Gemäß Meldung der französischen Zeitung "Le Parisien" habe der "Rat der muslimischen Weisen" in Abu Dhabi beschlossen, juristisch gegen Charlie Hebdo und gegen jeden vorzugehen, der den Islam beleidige.

Die Mohamedkarikaturen sollen also auch durch einen juristischen Jihad vor westlichen Gerichten bekämpft werden.

Soll durch den juristischen Jihad der kriegerische Jihad ersetzt werden?

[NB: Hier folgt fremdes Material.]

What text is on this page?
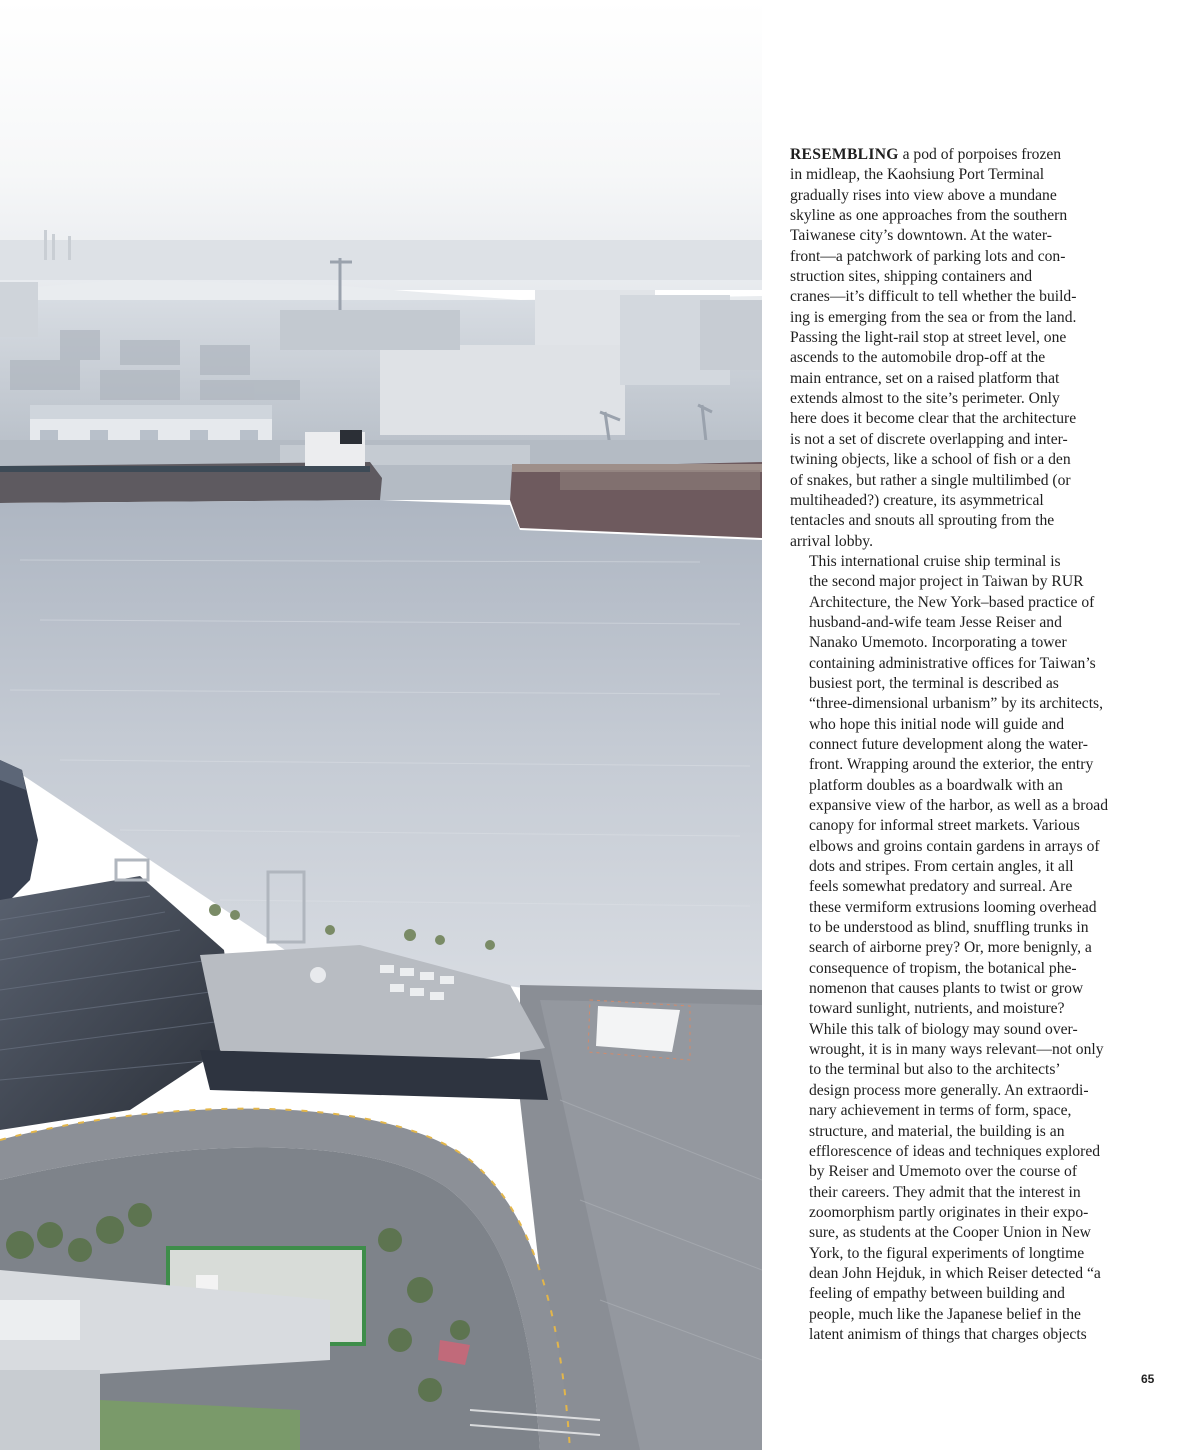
RESEMBLING a pod of porpoises frozen
in midleap, the Kaohsiung Port Terminal
gradually rises into view above a mundane
skyline as one approaches from the southern
Taiwanese city’s downtown. At the water-
front—a patchwork of parking lots and con-
struction sites, shipping containers and
cranes—it’s difficult to tell whether the build-
ing is emerging from the sea or from the land.
Passing the light-rail stop at street level, one
ascends to the automobile drop-off at the
main entrance, set on a raised platform that
extends almost to the site’s perimeter. Only
here does it become clear that the architecture
is not a set of discrete overlapping and inter-
twining objects, like a school of fish or a den
of snakes, but rather a single multilimbed (or
multiheaded?) creature, its asymmetrical
tentacles and snouts all sprouting from the
arrival lobby.

This international cruise ship terminal is
the second major project in Taiwan by RUR
Architecture, the New York–based practice of
husband-and-wife team Jesse Reiser and
Nanako Umemoto. Incorporating a tower
containing administrative offices for Taiwan’s
busiest port, the terminal is described as
“three-dimensional urbanism” by its architects,
who hope this initial node will guide and
connect future development along the water-
front. Wrapping around the exterior, the entry
platform doubles as a boardwalk with an
expansive view of the harbor, as well as a broad
canopy for informal street markets. Various
elbows and groins contain gardens in arrays of
dots and stripes. From certain angles, it all
feels somewhat predatory and surreal. Are
these vermiform extrusions looming overhead
to be understood as blind, snuffling trunks in
search of airborne prey? Or, more benignly, a
consequence of tropism, the botanical phe-
nomenon that causes plants to twist or grow
toward sunlight, nutrients, and moisture?

While this talk of biology may sound over-
wrought, it is in many ways relevant—not only
to the terminal but also to the architects’
design process more generally. An extraordi-
nary achievement in terms of form, space,
structure, and material, the building is an
efflorescence of ideas and techniques explored
by Reiser and Umemoto over the course of
their careers. They admit that the interest in
zoomorphism partly originates in their expo-
sure, as students at the Cooper Union in New
York, to the figural experiments of longtime
dean John Hejduk, in which Reiser detected “a
feeling of empathy between building and
people, much like the Japanese belief in the
latent animism of things that charges objects

65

Im Islam wurden immer schon friedliche und kriegerische Mittel eingesetzt, um die Ziele zu erreichen. Gemeinsames Ziel ist die Schaffung einer Scharia-Ordung, in der der Islam nicht mehr kritisiert werden darf.

Dies will man durch brutale Gewalt und Einschüchterung erreichen, aber auch indem man den Gegner mit den eigenen Waffen schlägt. Die Islamverbände haben den linken Rechtsstaat längst als Schwachstelle für sich entdeckt und überziehen "Feinde des Islam" mit Klagen.

Zwar geben sich die Islamverbände, die für jene Klagen viele Juristen beschäftigen als "gemäßigt" und werden von Linken, die heute unsere Justiz beherrschen, als Genossen im Kampf gegen Rechts angesehen. Tatsächlich wird der juristische Jihad von den gemäßigten Brüdern auch für die radikalsten Brüder geführt, deren Recht auf Burka und Verschleierung ihrer Kinder ebenfalls eingeklagt wurde.